As for killings, it was in a website of President George W. Bush’s secretive administration that I was surprised to see the simple statement: The population of American Indians had been reduced to just 5 percent of its original size by the early 20th century. “Ethnic cleansing” nonpareil.

In “The Elusive American Century” (Harper’s, February 2012), Boston University professor Andrew Bacevich reminds us that it was Henry Luce, the creator of the publishing empire that included Fortune, that came up with the term “the American century.” He did so in early 1941. What a “century” it has been so far, in large-scale, willful slaughters!

Walt’s third point of refutation: “America’s success is due to its special genius.” Not really, he points out: America’s success in becoming the envy of the world has to do not with its “uniquely American virtues” so much as with sheer luck that the new nation came with a vast land “lavishly endowed with natural resources and traversed by navigable rivers.”

Walt’s two other points for rebuttal — that the U.S. is “responsible for most of the good of the world” and that “God is on our side” — may be skipped, except for Otto von Bismarck’s quip (which he quotes) that “God has a special providence for fools, drunks, and the United States.”

God, as a matter of fact, is what Republican presidential candidate Mitt Romney, in calling for a new American Century, invoked last fall when he spelled out his foreign policy were he to become president, as Bacevich ruefully noted in “America: With God on our side” (L.A. Times, Oct. 16, 2011).

“God did not create this country to be a nation of followers,” Romney told the Citadel cadets. “America must lead the world.” Without the “clarity of American purpose and resolve, the world becomes a far more dangerous place,” he declaimed.

You expect something like that from a presidential candidate. But then, from a different quarter, came a full-throated case for American exceptionalism. In “Terror on Trial” (Wall Street Journal, Jan. 7-8, 2012), British writer William Shawcross said the opposite of what you might first expect from the title of his article.

What first caught my eye was the discordant assemblage of photos that topped Shawcross’ article: shots of Guantanamo detainees in the infamous scarlet prison garb huddling in a wire-fenced gravelly garden, with masks and gloves; the Nuremberg trial; Khalid Sheik Mohammed (apparently after torture?); three Pakistani women holding up a sign saying “Burning Pakistan / Bush Gifted / Obama Granted”; the drone MQ-9 Reaper; and Bush and Obama together.

And what did Shawcross say? His concluding paragraph sums it up: “Since the beginning of the 20th century, America’s commitment and sacrifices have been essential to the world’s ability to resist the forces of nihilistic aggression. That was certainly true in the war against fascism, and it is still true today.”

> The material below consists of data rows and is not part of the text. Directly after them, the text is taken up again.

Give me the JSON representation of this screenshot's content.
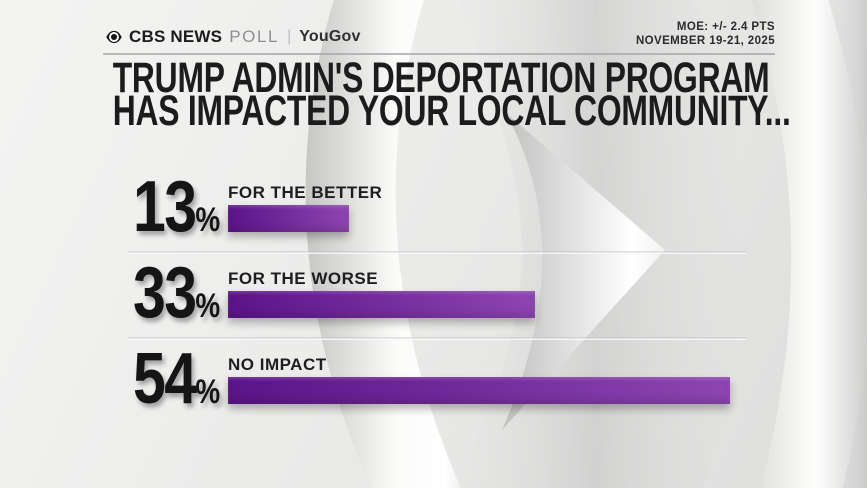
{
  "header": {
    "brand": {
      "cbs": "CBS NEWS",
      "poll": "POLL",
      "separator": "|",
      "partner": "YouGov"
    },
    "moe_line": "MOE: +/- 2.4 PTS",
    "date_line": "NOVEMBER 19-21, 2025"
  },
  "title": {
    "line1": "TRUMP ADMIN'S DEPORTATION PROGRAM",
    "line2": "HAS IMPACTED YOUR LOCAL COMMUNITY..."
  },
  "chart_data": {
    "type": "bar",
    "orientation": "horizontal",
    "title": "TRUMP ADMIN'S DEPORTATION PROGRAM HAS IMPACTED YOUR LOCAL COMMUNITY...",
    "categories": [
      "FOR THE BETTER",
      "FOR THE WORSE",
      "NO IMPACT"
    ],
    "values": [
      13,
      33,
      54
    ],
    "unit": "%",
    "xlim": [
      0,
      58
    ],
    "grid": false,
    "legend": false,
    "bar_gradient": [
      "#5b1488",
      "#8e45b1"
    ]
  },
  "colors": {
    "background": "#e9e9e8",
    "title_text": "#1c1c1c",
    "bar_dark": "#5b1488",
    "bar_light": "#8e45b1",
    "brand_gray": "#8f8f8f"
  }
}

So, the photos were to buttress that argument. The Guantanamo prison, torture and the use of drones to murder people with impunity are all right to fight today’s terrorism. Shawcross cites Nuremberg not just because his father, Hartley, was Britain’s chief prosecutor at the trial, but because Supreme Court Justice Robert Jackson was the chief U.S. prosecutor.

What Shawcross neglects to mention is this: Jackson enunciated lofty ideals and principles only to have his country, the United States, trample upon them. It never seems to have occurred to Shawcross that willful misconduct of the U.S. in subsequent decades have provoked “the forces of nihilistic aggression.”

American exceptionalism of this brand comes with blowback, as the CIA uses the term.

Hiroaki Sato is a translator and essayist in New York.